Quanto stanno andando avanti la scienza e la ricerca, per combattere questi mali?
«Stando alle ultime dichiarazioni del prof. Veronesi, tra  circa vent’anni si dovrebbe arrivare ai cosiddetti ‘farmaci intelligenti’ mirati a riportare le cellule tumorali alla normalità, attraverso un intervento sui geni alterati del Dna. Il problema del tumore è nella definizione e qualora non sia dovuto a fattori ambientali o di altro tipo, scatta il fattore genetico. Il tumore è la crescita cellulare afinalistica e senza scopo che non soggiace al meccanismo della regolazione, perciò si verifica quando non si arresta più la produzione cellulare: ogni giorno siamo minacciati dal tumore, ma per fortuna abbiamo dei meccanismi di difesa che si occupano della morte programmata delle cellule, meglio conosciuta come ‘apoptosi’.»
Di cosa ha bisogno un malato terminale?
«Innanzitutto va preservato dalla sofferenza fisica e dal dolore, a questo proposito, lo Stato italiano nel maggio 2010, si è fatto interprete di una legge che da la possibilità di prescrivere gli oppiacei legalmente e su ricettario comune, quindi un bel passo in avanti per le cure palliative; inoltre, in questi giorni, alcune regioni italiane stanno provvedendo all’utilizzo della cannabis. Un’altra cosa importante è non mentire mai al paziente, perché sa bene a cosa va incontro e lo accetta, bisogna sempre rispondere alle loro domande e non dimenticare di sperare nel miracolo: in alcuni casi di malattie di urgenza ho assistito a dei miracoli e questo non solo mi ha molto forgiato, ma ha rafforzato ulteriormente la mia fede.»
Stando a contatto quotidianamente col dolore di tante persone che soffrono, dove trova la forza e la speranza per assistere questa gente e di conseguenza condividere la loro tribolazione?

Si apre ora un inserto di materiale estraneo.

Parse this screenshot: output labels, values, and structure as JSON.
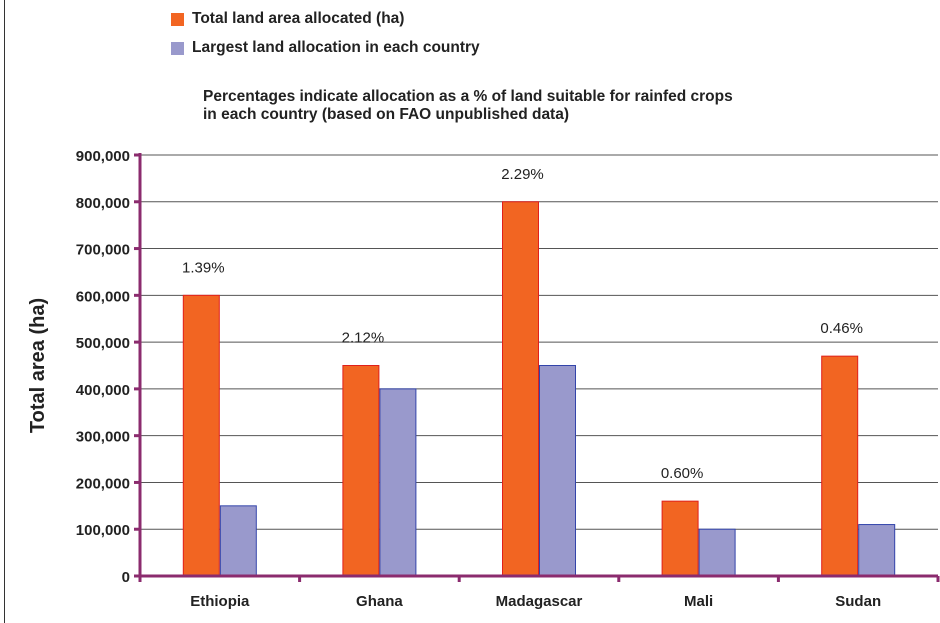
{
  "chart_data": {
    "type": "bar",
    "categories": [
      "Ethiopia",
      "Ghana",
      "Madagascar",
      "Mali",
      "Sudan"
    ],
    "series": [
      {
        "name": "Total land area allocated (ha)",
        "color": "#F26522",
        "stroke": "#E0201B",
        "values": [
          600000,
          450000,
          800000,
          160000,
          470000
        ]
      },
      {
        "name": "Largest land allocation in each country",
        "color": "#9999CC",
        "stroke": "#3344AA",
        "values": [
          150000,
          400000,
          450000,
          100000,
          110000
        ]
      }
    ],
    "annotations": [
      "1.39%",
      "2.12%",
      "2.29%",
      "0.60%",
      "0.46%"
    ],
    "note_lines": [
      "Percentages indicate allocation as a % of land suitable for rainfed crops",
      "in each country (based on FAO unpublished data)"
    ],
    "ylabel": "Total area (ha)",
    "xlabel": "",
    "ylim": [
      0,
      900000
    ],
    "yticks": [
      0,
      100000,
      200000,
      300000,
      400000,
      500000,
      600000,
      700000,
      800000,
      900000
    ],
    "ytick_labels": [
      "0",
      "100,000",
      "200,000",
      "300,000",
      "400,000",
      "500,000",
      "600,000",
      "700,000",
      "800,000",
      "900,000"
    ],
    "grid": true,
    "legend_position": "top-left",
    "axis_color": "#8B2B6E"
  }
}
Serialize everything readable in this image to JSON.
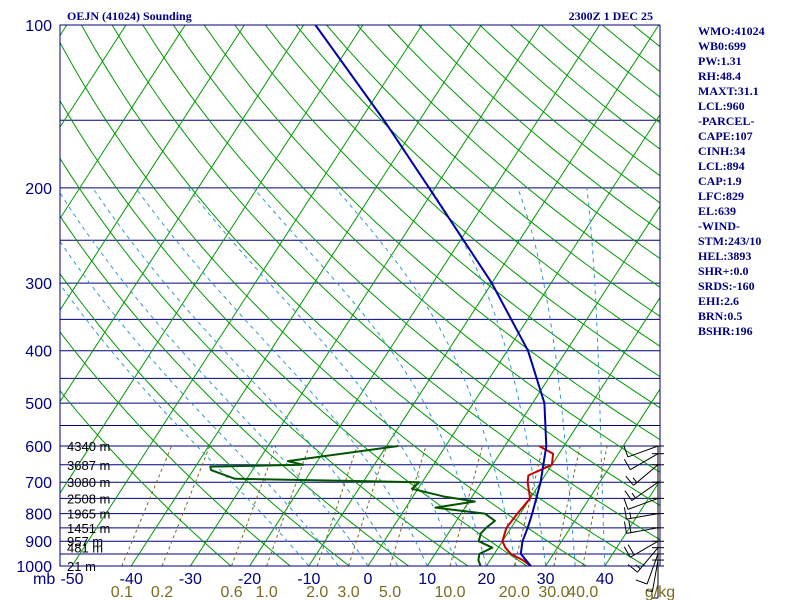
{
  "header": {
    "station": "OEJN (41024) Sounding",
    "time": "2300Z  1 DEC 25"
  },
  "stats": [
    "WMO:41024",
    "WB0:699",
    "PW:1.31",
    "RH:48.4",
    "MAXT:31.1",
    "LCL:960",
    "-PARCEL-",
    "CAPE:107",
    "CINH:34",
    "LCL:894",
    "CAP:1.9",
    "LFC:829",
    "EL:639",
    "-WIND-",
    "STM:243/10",
    "HEL:3893",
    "SHR+:0.0",
    "SRDS:-160",
    "EHI:2.6",
    "BRN:0.5",
    "BSHR:196"
  ],
  "axes": {
    "pressure_unit": "mb",
    "mixing_ratio_unit": "g/kg",
    "pressure_ticks": [
      100,
      200,
      300,
      400,
      500,
      600,
      700,
      800,
      900,
      1000
    ],
    "temperature_ticks": [
      -50,
      -40,
      -30,
      -20,
      -10,
      0,
      10,
      20,
      30,
      40
    ],
    "mixing_ratio_ticks": [
      "0.1",
      "0.2",
      "0.6",
      "1.0",
      "2.0",
      "3.0",
      "5.0",
      "10.0",
      "20.0",
      "30.0",
      "40.0"
    ]
  },
  "chart_data": {
    "type": "line",
    "title": "OEJN (41024) Sounding",
    "subtitle": "2300Z  1 DEC 25",
    "xlabel": "",
    "ylabel": "mb",
    "y_scale": "log",
    "ylim": [
      1000,
      100
    ],
    "xlim": [
      -50,
      50
    ],
    "series": [
      {
        "color": "#cc0000",
        "points": [
          [
            1000,
            27.5
          ],
          [
            975,
            25.5
          ],
          [
            950,
            22.8
          ],
          [
            925,
            21.2
          ],
          [
            900,
            20.0
          ],
          [
            850,
            19.2
          ],
          [
            800,
            19.5
          ],
          [
            750,
            20.0
          ],
          [
            700,
            17.8
          ],
          [
            680,
            17.2
          ],
          [
            650,
            20.0
          ],
          [
            620,
            19.0
          ],
          [
            600,
            15.8
          ]
        ]
      },
      {
        "color": "#005500",
        "points": [
          [
            1000,
            19.0
          ],
          [
            975,
            18.0
          ],
          [
            950,
            17.5
          ],
          [
            925,
            19.0
          ],
          [
            900,
            16.0
          ],
          [
            870,
            15.5
          ],
          [
            850,
            15.8
          ],
          [
            825,
            16.5
          ],
          [
            800,
            14.0
          ],
          [
            790,
            9.5
          ],
          [
            780,
            5.0
          ],
          [
            760,
            11.0
          ],
          [
            745,
            5.5
          ],
          [
            720,
            -1.0
          ],
          [
            700,
            -0.5
          ],
          [
            690,
            -32.0
          ],
          [
            665,
            -37.0
          ],
          [
            655,
            -37.5
          ],
          [
            650,
            -22.0
          ],
          [
            640,
            -25.0
          ],
          [
            600,
            -8.0
          ]
        ]
      },
      {
        "color": "#0000aa",
        "points": [
          [
            1000,
            27.5
          ],
          [
            950,
            24.5
          ],
          [
            900,
            23.4
          ],
          [
            850,
            22.8
          ],
          [
            800,
            22.0
          ],
          [
            700,
            20.0
          ],
          [
            600,
            17.0
          ],
          [
            500,
            12.0
          ],
          [
            400,
            3.5
          ],
          [
            300,
            -10.0
          ],
          [
            200,
            -31.0
          ],
          [
            150,
            -46.0
          ],
          [
            100,
            -68.0
          ]
        ]
      }
    ],
    "height_labels": [
      {
        "p": 1000,
        "text": "21 m"
      },
      {
        "p": 925,
        "text": "481 m"
      },
      {
        "p": 900,
        "text": "957 m"
      },
      {
        "p": 850,
        "text": "1451 m"
      },
      {
        "p": 800,
        "text": "1965 m"
      },
      {
        "p": 750,
        "text": "2508 m"
      },
      {
        "p": 700,
        "text": "3080 m"
      },
      {
        "p": 650,
        "text": "3687 m"
      },
      {
        "p": 600,
        "text": "4340 m"
      }
    ],
    "wind_barbs": [
      {
        "p": 1000,
        "dir": 180,
        "spd": 5
      },
      {
        "p": 975,
        "dir": 190,
        "spd": 5
      },
      {
        "p": 950,
        "dir": 200,
        "spd": 10
      },
      {
        "p": 925,
        "dir": 220,
        "spd": 15
      },
      {
        "p": 900,
        "dir": 240,
        "spd": 20
      },
      {
        "p": 850,
        "dir": 260,
        "spd": 20
      },
      {
        "p": 800,
        "dir": 260,
        "spd": 15
      },
      {
        "p": 750,
        "dir": 250,
        "spd": 10
      },
      {
        "p": 700,
        "dir": 235,
        "spd": 15
      },
      {
        "p": 650,
        "dir": 230,
        "spd": 15
      },
      {
        "p": 620,
        "dir": 240,
        "spd": 10
      },
      {
        "p": 600,
        "dir": 250,
        "spd": 10
      }
    ],
    "grid": true
  },
  "colors": {
    "isobar": "#000080",
    "isotherm": "#009900",
    "moist_adiabat": "#3399cc",
    "mixing_ratio": "#7a6a1e",
    "temperature": "#cc0000",
    "dewpoint": "#005500",
    "parcel": "#0000aa"
  }
}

«Nella maggior parte dei casi, il mio temperamento ottimistico condiziona il mio carattere, però il condizionamento empatico è sempre presente: mi metto nelle condizioni del paziente, ne soffro, ma riesco a mascherarlo; non sarebbe possibile il contrario. Non si dica mai che un medico come me possa ‘farci l’abitudine’: a condizioni così difficili, non ci si abitua mai. Bisogna anche essere innamorati della propria professione e nel mio caso oltre a questo, c’è anche una forte spiritualità e religiosità che mi sostiene, io entro in azione quando gli altri dicono che non c’è più niente da fare, ed è proprio lì che per me inizia tutto: non si cura più la malattia, ma la persona e la mia esperienza può solo essere d’aiuto.»